Teenage driver law working

Back in 1996, then Rep. Dan Gustafson succeed in revamping the teenager driver license requirements in Michigan designed to save lives, reduce accidents and force 16 and 17 year drivers to get more experience before they get their license.

In town the other day and asked to reflect on his legislation, now private citizen Mr. Gustafson reports, "it's working great (and) has been adopted in all 50 states." Michigan was the first to require young drivers to spend 50 hours behind the wheel with a parent or guardian.
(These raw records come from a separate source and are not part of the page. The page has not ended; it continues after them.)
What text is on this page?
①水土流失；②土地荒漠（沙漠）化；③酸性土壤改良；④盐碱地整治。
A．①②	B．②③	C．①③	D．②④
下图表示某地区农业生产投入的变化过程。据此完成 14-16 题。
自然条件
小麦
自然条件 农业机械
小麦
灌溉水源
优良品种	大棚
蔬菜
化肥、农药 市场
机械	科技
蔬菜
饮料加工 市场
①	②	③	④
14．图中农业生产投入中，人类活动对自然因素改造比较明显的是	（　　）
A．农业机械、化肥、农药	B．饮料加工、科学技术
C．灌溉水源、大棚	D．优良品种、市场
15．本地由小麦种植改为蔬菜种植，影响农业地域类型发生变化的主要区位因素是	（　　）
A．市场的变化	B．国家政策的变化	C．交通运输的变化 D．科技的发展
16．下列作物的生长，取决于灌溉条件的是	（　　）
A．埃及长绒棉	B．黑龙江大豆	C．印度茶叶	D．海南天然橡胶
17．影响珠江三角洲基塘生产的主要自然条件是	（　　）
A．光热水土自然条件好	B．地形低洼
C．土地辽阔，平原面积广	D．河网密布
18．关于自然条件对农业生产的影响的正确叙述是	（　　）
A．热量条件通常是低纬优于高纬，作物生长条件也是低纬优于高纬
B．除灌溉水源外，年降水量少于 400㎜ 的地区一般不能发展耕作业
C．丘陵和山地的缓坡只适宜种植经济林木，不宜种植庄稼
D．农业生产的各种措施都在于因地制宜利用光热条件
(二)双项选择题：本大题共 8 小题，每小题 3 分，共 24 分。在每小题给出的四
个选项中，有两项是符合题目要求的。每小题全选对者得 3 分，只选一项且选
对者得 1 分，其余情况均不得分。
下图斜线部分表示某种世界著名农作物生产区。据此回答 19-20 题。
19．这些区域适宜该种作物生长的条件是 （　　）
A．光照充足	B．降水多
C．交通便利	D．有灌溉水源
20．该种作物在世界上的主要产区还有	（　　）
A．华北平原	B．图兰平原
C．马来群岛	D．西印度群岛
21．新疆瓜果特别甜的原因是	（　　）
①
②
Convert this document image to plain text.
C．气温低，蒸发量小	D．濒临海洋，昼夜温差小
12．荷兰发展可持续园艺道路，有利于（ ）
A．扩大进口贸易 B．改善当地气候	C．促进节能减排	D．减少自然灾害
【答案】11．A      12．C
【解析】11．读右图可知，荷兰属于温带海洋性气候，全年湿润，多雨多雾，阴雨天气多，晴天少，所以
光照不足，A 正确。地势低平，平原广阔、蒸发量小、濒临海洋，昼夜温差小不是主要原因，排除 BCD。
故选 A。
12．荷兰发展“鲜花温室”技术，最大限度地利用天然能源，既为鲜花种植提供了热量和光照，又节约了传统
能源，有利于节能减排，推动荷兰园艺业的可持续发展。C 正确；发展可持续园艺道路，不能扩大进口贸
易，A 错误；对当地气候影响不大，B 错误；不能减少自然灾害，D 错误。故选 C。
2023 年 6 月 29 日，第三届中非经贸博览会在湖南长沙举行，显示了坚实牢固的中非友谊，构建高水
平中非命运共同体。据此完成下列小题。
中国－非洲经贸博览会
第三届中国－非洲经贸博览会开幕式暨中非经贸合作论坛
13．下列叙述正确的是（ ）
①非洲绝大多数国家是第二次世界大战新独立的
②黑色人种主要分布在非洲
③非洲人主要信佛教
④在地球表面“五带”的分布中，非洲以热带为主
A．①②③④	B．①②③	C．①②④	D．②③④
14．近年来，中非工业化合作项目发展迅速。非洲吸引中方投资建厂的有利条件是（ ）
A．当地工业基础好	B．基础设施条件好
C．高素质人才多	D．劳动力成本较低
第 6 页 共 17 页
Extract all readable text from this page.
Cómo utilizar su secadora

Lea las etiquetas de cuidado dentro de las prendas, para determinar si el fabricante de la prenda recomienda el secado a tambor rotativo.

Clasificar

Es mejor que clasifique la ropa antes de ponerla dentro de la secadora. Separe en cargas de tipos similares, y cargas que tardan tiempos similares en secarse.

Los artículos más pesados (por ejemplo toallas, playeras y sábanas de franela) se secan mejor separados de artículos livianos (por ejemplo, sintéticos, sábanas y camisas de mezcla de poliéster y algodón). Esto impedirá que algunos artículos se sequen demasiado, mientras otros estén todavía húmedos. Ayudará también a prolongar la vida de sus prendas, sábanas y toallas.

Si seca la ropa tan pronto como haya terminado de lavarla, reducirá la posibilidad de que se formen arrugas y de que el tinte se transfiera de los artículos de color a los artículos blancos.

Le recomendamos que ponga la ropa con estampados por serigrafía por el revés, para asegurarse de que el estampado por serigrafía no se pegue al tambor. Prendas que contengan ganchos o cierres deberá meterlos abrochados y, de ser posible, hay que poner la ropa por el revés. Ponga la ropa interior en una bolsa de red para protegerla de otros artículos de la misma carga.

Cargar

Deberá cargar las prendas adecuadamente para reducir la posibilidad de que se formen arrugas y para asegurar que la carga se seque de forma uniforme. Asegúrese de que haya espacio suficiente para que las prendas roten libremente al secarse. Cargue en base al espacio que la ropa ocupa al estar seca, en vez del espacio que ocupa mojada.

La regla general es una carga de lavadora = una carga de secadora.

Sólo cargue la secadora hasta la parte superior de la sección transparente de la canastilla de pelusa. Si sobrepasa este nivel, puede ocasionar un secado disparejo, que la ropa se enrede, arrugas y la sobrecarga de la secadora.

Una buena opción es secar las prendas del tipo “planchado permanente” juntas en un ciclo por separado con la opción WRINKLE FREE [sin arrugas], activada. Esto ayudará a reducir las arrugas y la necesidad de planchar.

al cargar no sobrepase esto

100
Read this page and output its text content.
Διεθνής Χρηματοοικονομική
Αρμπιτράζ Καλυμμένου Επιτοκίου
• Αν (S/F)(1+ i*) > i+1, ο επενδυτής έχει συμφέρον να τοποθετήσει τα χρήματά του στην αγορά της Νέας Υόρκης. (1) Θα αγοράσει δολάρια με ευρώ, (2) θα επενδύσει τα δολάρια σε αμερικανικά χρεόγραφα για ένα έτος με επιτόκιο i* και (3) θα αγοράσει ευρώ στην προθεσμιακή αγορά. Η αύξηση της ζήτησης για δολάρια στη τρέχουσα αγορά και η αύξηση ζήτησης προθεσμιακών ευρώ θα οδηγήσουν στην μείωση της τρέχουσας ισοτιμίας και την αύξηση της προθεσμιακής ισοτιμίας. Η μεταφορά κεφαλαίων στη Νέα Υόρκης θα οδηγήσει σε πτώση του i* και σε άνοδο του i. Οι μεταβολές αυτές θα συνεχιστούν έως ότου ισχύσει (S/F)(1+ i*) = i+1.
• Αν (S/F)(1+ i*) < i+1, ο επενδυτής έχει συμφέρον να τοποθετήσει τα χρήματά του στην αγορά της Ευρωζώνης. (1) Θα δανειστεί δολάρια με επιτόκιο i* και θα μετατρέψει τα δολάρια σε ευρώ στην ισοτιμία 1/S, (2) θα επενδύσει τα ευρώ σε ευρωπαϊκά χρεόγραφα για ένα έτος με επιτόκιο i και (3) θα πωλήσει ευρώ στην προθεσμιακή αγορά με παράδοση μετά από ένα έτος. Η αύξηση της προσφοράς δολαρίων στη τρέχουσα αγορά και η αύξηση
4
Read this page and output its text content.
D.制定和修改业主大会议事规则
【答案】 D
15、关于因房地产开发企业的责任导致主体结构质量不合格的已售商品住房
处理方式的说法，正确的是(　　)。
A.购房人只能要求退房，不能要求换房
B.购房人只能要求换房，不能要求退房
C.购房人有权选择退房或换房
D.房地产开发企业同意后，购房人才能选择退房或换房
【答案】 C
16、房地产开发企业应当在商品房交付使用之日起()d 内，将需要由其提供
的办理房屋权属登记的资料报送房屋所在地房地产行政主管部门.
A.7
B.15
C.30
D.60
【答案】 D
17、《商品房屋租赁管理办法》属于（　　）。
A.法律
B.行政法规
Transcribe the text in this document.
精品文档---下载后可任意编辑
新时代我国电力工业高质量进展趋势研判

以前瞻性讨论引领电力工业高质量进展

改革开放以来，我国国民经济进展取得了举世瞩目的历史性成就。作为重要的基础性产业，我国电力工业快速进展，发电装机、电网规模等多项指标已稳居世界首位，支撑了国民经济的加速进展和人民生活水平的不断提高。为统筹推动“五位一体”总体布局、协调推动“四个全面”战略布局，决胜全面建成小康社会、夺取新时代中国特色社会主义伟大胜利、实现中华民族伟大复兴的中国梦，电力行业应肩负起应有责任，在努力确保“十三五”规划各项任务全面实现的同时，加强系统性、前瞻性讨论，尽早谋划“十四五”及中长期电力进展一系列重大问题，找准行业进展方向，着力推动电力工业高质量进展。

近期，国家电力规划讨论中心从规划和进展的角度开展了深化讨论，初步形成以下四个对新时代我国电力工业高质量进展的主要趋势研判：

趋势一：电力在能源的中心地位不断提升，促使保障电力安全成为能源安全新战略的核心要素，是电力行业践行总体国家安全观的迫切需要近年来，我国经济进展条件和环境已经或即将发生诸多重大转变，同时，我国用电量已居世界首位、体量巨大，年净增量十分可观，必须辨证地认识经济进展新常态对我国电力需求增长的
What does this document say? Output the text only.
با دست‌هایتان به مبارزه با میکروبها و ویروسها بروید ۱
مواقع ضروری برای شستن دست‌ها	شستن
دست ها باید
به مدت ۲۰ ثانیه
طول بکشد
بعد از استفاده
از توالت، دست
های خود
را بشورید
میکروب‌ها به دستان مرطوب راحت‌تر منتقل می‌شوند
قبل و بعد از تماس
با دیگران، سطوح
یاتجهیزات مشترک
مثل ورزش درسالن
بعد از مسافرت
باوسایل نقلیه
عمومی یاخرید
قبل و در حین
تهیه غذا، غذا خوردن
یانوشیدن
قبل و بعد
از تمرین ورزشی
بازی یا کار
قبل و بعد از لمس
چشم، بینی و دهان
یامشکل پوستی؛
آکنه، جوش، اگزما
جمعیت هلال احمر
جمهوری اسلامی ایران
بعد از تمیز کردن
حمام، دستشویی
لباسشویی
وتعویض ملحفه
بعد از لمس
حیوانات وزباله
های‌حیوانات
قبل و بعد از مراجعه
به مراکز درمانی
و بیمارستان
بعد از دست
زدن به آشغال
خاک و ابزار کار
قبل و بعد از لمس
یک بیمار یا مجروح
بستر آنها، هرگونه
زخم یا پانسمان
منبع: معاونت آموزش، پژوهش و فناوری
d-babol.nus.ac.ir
They are required to take classroom courses along with the traditional road courses which was in stark contrast to the old law which basically said, once you turn 16 and you passed a driver's education course you got a full license and the accident rates reflected that lack of training.

The former lawmaker says in 1996 based on a U of M study they expected the crash rate to dip between 10% and 15%. But instead, as other states adopted the program, the number skyrocketed to over 40%.

Mr. Gustafson says young drivers have the mental and reflex abilities to be great drivers but what they lack is the experience. "It's like an airplane pilot. They have to have hours in the air before they solo." The former Democrat tells young driver it's similar to mastering video games. The first few times they play they are not very good but with practice, "they destroy the game and move onto another one."

He admits the advent of texting and cell phone usage could reduce some of the accident numbers for young drivers but he says, "that's an issue all by itself" that states are addressing now.